In our previous study, carried out in a cohort of women affected with early onset breast cancer but with negative family history (Azzollini J, et al. Cancers 2019), we followed this approach after the evidence of a significant hypermethylation in the blood of a patient.

Although tumor tissues were not available for this study, our main aim was to assess the presence of germline epimutations rather than low-level constitutional or tissue-specific mosaicism.

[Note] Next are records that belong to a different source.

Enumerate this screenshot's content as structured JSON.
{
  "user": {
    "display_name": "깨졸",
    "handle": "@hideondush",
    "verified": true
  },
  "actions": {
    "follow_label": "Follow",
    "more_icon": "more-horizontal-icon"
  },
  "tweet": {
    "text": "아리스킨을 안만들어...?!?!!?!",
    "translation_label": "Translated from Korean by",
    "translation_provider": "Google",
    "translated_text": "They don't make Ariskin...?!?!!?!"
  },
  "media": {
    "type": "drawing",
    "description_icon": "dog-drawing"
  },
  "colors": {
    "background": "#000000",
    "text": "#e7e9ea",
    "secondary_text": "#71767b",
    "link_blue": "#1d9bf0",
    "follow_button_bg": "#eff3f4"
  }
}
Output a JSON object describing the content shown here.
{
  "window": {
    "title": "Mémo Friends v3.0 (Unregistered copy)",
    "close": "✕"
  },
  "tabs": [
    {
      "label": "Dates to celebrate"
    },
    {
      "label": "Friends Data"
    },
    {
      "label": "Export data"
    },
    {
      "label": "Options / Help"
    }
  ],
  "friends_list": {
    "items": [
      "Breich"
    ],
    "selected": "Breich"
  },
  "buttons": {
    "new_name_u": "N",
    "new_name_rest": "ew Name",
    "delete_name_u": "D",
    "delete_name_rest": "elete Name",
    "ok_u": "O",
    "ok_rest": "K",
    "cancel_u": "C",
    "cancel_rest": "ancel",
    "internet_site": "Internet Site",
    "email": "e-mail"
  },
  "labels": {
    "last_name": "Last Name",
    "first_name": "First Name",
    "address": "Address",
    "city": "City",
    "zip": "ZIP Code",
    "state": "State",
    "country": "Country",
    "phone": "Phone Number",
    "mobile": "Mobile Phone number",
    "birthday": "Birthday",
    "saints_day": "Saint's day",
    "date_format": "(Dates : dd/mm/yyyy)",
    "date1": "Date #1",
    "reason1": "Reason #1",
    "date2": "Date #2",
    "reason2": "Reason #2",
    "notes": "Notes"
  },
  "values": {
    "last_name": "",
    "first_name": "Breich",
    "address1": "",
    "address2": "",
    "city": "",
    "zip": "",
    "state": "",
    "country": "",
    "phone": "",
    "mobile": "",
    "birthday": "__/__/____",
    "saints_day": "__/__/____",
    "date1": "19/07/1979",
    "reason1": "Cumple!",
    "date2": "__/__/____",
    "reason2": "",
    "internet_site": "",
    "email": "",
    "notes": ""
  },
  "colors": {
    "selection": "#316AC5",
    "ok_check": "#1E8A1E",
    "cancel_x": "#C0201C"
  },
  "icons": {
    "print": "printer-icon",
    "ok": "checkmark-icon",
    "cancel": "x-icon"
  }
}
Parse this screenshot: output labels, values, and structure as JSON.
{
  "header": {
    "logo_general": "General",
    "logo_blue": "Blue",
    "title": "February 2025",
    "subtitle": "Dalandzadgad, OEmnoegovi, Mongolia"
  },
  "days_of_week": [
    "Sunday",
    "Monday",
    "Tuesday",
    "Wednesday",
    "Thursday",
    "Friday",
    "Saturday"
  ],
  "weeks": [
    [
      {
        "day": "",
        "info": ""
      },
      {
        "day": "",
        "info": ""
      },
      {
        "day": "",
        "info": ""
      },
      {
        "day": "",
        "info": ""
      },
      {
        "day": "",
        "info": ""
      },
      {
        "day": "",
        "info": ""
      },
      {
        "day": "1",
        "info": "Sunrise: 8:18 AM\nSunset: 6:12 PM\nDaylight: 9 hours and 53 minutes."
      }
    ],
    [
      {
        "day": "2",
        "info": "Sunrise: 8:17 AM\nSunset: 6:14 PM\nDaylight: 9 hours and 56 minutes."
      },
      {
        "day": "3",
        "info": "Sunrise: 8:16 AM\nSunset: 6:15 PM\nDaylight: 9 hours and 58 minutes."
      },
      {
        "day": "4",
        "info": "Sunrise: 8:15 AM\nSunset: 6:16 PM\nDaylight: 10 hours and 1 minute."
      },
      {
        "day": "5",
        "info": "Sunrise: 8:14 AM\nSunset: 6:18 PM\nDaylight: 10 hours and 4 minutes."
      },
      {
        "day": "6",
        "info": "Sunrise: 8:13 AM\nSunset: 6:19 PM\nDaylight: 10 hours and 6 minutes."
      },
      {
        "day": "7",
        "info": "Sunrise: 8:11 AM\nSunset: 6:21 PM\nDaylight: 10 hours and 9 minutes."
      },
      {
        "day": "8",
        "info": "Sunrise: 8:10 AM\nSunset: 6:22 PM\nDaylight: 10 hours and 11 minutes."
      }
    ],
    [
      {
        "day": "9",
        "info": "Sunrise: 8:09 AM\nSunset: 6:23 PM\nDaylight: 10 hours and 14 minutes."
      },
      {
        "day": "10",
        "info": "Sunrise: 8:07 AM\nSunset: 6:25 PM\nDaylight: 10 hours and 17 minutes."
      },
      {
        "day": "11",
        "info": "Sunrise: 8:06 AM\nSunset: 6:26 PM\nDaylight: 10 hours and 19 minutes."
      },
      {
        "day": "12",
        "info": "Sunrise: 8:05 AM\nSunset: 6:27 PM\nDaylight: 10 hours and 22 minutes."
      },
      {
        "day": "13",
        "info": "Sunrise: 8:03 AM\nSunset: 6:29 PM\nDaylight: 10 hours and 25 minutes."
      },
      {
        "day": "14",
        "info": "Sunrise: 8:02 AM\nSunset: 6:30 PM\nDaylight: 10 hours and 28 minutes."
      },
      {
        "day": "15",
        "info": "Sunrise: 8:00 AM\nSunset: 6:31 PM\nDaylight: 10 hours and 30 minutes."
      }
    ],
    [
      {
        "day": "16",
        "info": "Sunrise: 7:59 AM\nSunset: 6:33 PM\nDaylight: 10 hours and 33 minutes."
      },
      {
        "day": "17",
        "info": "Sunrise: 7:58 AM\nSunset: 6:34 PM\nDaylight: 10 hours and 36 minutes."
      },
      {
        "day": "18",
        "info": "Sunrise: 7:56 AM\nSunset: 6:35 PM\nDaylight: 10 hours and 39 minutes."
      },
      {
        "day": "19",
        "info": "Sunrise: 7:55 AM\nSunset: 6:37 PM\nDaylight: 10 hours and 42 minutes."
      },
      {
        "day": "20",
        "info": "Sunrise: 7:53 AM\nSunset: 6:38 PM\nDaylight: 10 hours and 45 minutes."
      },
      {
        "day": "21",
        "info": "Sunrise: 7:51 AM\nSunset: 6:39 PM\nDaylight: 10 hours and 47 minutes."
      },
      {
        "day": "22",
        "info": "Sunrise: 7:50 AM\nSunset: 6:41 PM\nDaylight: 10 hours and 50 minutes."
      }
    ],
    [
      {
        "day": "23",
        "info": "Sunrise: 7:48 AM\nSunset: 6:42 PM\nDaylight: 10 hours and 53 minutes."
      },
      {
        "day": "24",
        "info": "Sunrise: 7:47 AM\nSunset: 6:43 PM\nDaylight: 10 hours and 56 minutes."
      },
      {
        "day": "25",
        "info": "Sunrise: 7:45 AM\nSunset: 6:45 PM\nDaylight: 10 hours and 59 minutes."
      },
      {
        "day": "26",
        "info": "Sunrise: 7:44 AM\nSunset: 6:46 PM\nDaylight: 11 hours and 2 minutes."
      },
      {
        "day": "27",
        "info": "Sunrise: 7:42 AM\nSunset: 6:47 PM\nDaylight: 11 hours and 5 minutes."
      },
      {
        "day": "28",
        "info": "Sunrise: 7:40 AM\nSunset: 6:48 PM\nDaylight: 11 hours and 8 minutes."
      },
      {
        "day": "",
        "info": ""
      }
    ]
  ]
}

However, we agree with the reviewer that further analyses would be needed in order to explore the role of mosaic hypermethylation in patients with significant family history.

We modified the discussion section as follows: “In our analyses the lower threshold of hypermethylation was relatively high (i.e. +0.5 above the one-sided 95% bCI) and archival tumor samples were not available for this study, therefore we were able to investigate germline epimutations though we could not completely rule out the presence of mosaic epimutations.” (Page 5, Lines 171-175).

Reviewer comment:

Is there any information with regard to performance of the MassArray system compared to other methods such as microchips or methyl sequencing?

Answer: Although NGS-methyl sequencing and arrays are very robust approaches to study genome wide CpG methylation, we have used MassArray because our aim was to investigate two candidate genes, so we used a targeted approach. In addition, previous studies indicated that this platform is considered a gold standard for focused methylation assessments (Claus R, Wilop S, Hielscher T, et al. A systematic comparison of quantitative high-resolution DNA methylation analysis and methylation-specific PCR. Epigenetics. 2012;7(7):772–780).

Reviewer comment:

What was used for positive methylated control?

Answer: In the experiments, we used two human commercial control DNA, one methylated and one non-methylated (Zymo research); BRCA1 and RAD51C promoters resulted fully methylated in the methylated control and completely non-methylated in the non-methylated one, thus confirming the ability of our protocol to measure methylation changes at these regions. At Page 8, Lines 254-256, we add a sentence indicating the details of methylated and non-methyaled commercial DNA controls.